Tesla stock poised for its worst year yet

LOS ANGELES (AP) — Owning Tesla stock this year has been anything but a smooth ride for investors.

Shares in the electric vehicle maker are down nearly 70% since the start of the year, on pace to finish in the bottom five biggest decliners among S&P 500 stocks. The benchmark index, however, is down around 20%.

While Tesla has been growing its profits, signs that there is a slowing of demand and increased competition are making investors more nervous. And then there’s CEO Elon Musk’s acquisition of Twitter. Some of Musk’s actions since taking over the social media company, including doing away with a content moderation structure created to address hate speech and other problems on the platform, have unnerved Twitter’s advertisers and turned off some users.

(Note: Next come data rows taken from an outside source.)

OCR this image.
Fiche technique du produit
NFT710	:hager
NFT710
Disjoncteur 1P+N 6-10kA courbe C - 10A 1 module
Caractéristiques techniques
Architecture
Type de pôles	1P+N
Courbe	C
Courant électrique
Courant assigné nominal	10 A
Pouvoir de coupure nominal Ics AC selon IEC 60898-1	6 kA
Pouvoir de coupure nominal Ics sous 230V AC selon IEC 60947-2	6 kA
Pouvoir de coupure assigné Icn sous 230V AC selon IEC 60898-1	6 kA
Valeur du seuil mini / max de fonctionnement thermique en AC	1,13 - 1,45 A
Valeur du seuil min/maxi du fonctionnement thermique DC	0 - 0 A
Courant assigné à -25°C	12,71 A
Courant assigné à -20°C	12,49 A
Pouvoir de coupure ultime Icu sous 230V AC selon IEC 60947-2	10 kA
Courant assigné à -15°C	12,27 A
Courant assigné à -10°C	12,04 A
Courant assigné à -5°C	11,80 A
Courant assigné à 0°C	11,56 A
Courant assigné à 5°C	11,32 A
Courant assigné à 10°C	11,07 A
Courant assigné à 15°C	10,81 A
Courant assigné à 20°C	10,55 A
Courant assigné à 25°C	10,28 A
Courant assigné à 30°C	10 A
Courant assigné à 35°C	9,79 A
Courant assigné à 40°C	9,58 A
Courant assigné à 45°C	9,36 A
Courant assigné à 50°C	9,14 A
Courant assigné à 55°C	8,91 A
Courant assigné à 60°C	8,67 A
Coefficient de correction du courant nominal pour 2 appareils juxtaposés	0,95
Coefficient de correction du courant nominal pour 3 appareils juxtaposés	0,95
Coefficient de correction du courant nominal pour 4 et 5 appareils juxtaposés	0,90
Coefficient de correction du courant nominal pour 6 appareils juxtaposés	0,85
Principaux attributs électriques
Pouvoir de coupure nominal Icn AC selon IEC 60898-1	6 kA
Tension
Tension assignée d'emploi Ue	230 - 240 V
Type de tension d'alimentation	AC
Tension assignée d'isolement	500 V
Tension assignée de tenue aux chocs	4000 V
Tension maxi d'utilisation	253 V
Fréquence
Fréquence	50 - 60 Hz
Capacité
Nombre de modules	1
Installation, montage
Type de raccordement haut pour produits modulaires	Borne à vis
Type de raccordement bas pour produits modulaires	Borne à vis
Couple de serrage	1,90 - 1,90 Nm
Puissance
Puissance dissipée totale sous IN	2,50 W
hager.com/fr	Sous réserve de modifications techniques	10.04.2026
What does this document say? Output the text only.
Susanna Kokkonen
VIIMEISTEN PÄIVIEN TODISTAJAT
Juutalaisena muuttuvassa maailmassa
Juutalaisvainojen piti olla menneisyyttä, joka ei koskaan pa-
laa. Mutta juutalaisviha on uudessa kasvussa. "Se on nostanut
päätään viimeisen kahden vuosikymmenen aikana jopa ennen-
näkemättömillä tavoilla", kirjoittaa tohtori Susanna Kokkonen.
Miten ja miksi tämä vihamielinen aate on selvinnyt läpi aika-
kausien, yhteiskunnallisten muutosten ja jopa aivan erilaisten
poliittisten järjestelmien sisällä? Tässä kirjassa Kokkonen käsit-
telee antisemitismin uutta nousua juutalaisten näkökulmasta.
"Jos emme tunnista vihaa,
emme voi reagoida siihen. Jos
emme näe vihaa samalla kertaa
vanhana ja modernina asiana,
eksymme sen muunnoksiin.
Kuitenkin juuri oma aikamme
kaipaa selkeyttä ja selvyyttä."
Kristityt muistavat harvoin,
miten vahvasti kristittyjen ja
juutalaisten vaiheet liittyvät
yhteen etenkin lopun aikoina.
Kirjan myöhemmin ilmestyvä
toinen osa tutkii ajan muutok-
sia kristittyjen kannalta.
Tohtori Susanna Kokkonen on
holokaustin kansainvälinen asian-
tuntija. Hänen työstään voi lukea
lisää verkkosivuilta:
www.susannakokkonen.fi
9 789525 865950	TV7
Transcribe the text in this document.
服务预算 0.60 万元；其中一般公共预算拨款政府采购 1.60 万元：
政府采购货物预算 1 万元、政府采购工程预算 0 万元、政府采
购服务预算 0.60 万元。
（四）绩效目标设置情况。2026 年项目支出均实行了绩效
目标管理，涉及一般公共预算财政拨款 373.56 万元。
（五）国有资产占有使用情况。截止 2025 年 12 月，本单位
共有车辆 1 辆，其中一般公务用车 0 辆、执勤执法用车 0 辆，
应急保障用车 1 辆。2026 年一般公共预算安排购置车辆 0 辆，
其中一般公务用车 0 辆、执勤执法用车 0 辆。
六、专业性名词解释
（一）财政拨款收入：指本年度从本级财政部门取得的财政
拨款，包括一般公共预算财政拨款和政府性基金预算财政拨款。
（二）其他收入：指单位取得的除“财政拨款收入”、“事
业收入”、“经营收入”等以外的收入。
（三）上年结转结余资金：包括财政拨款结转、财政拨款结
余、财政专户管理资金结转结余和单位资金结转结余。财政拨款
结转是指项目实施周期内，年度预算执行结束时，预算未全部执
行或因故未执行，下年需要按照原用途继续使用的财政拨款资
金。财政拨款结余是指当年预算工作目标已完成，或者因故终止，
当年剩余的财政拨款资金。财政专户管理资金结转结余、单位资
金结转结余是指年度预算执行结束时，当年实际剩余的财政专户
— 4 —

That’s stoked concerns on Wall Street that Twitter is taking too much of the billionaire’s attention, and possibly offending loyal Tesla customers.

Musk’s acquisition of Twitter opened up a political firestorm and has caused Musk and Tesla’s brand to deteriorate, leading to a “complete debacle for the stock,” Wedbush analyst Dan Ives wrote in a research note this week.

Musk has said that he plans to remain as Twitter’s CEO until he can find someone willing to replace him in the job.

Despite Musk’s Twitter focus, Tesla’s results this year have been solid. The company from Austin, Texas posted year-over year profit and revenue growth in the first three quarters 2022. This includes more than double its third-quarter profit compared to a year ago.

Still, electric vehicle models from other automakers are starting to chip away at Tesla’s dominance of the U.S. EV market. Tesla held 80% of the US EV market from 2018 to 2020. Its share dropped to 71% in 2021 and has continued to decline, according to data from S&P Global Mobility.

Tesla has begun offering discounts for the end-of-the year on its two most popular models. This is an unusual move that shows that Tesla is seeing a slowdown in demand for electric cars.

Ives predicts that Tesla will likely miss Wall Street’s estimates when the company reports its fourth-quarter results, citing higher inventory levels, the recent price cuts and overall production slowdowns in China. He also expects a “softer trajectory for 2023.”

“The reality is that after a Cinderella story demand environment since 2018, Tesla is facing some serious macro and company specific EV competitive headwinds into 2023 that are starting to emerge both in the U.S. and China,” Ives wrote.

Still, Ives is optimistic that Tesla’s long-term prospects remain solid as the global market for electric vehicles grows — and Musk refocuses on Tesla.

“However, any further Musk strategic missteps will be carefully scrutinized by the Street and further weigh on shares,” he wrote.